Когда между братьями пробежала черная кошка, кто хрустальнее, я, конечно, безоговорочно принял сторону старшего
Слово-то какое подобралось - неморальной. Впрочем, Аркадий и жил-то почти что в таком переулке - он назывался Безбожный. Так она и продолжается, наша дружба, хотя дела, болезни и годы все дальше разводят нас и жизнь протекает как бы врозь, но, встретившись, мы по-настоящему, по-братски радуемся этой, теперь уже чаще всего случайной встрече.
Живем с братьями в Болшево, в Доме кинематографистов, они делают сценарий "Гонки по вертикали" для Киевской студии, а я дровишки на шашлык колю. Добывал я, как мог, свои будущие бляшки в сосудах. И понадобилась им в кино для Гафта (он играл роль матерого урки) стилизованная под жиганскую песня. И вот что у меня получилось.
Ой, схватили на бану
Ой, да малолетку,
На три года пацану
Стало небо в клетку.
Ой, ча да ча-ча-ча,
Да позовите мне врача.
А я скажу тому врачу,
Что к родной мамочке хочу.
Ой, кусают комары
В тундре неразлучной!
Обе ручки - не мои
На пиле двухручной.
Ой, тепло на Колыме
После ледолома!
А я на воле - как в тюрьме,
А в тюрьме - как дома.
Ой, ча да ча-ча-ча,
Да позовите мне врача,
А я скажу тому врачу,
Что к родной мамочке хочу.
Братья вскоре рассорились со студией и с режиссером, они - как и я - это умеют, и якобы поэтому песня моя не пригодилась. На самом деле, я думаю, одному из братьев песня показалась недостаточно хрустальной, как бы гусь-хрустальной, и они ее даже Гафту не показывали. И песня осталась у меня и, слава Богу, положила начало большому, можно сказать, роману в песнях о сталинском лагере, который я хорошо знал, потому как варился в этом вареве и на пайке целых шесть лет.
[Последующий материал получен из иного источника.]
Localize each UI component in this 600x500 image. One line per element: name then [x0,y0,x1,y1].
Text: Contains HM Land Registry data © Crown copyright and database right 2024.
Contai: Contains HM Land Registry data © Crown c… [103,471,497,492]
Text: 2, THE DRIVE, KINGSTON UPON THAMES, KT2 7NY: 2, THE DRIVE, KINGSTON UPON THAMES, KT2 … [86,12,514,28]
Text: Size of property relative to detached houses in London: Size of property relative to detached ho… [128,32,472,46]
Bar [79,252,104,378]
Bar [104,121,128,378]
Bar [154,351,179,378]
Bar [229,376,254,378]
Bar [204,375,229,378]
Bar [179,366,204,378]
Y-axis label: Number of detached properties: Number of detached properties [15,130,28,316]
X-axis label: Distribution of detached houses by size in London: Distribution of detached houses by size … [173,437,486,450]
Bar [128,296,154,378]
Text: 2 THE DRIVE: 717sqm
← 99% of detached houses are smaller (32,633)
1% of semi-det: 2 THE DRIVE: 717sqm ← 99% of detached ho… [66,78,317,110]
А дальше написалось "Письмо матери".
Не пишу. Ты не жди почтальона,
И на стук не срывайся чуть свет!
Это блажь воровского закона,
Но у жулика матери нет...
Мы живем не на воле, а в зоне
И по нашим раскладам правы,
И твои я снимаю ладони
С непутевой своей головы.
Мне не стыдно цитировать свои песни, и пусть их читает кто угодно, хоть сам Петрарка с Лаурой! А потом, в Переделкине, возникла "Тося".
Она на Кировской служила,
На почтампе,
Налево в зале,
В девятнадцатом окне!
И ничего в ней
Вроде не было такого,
А вот, представьте,
Понаравилася мне...
А потом:
Вагон столыпинский,
Кругом решеточки,
Конвой из Вологды,
Не до чечеточки.
Конвой из Вологды,
Не до бутылочки,
А из Бутырочки
До пересылочки.
Не зовите, не зовите Петрарку: прекращаю.
А вскоре появился и музыкант - Сережа Коржуков, с которым мы сразу поняли друг друга, и, не думая ни о какой группе "Лесоповал", принялись в охотку писать такие песни, одну за другой. Чаще всего - я ему из Юрмалы диктую текст, а он мне обратно - играет музыку.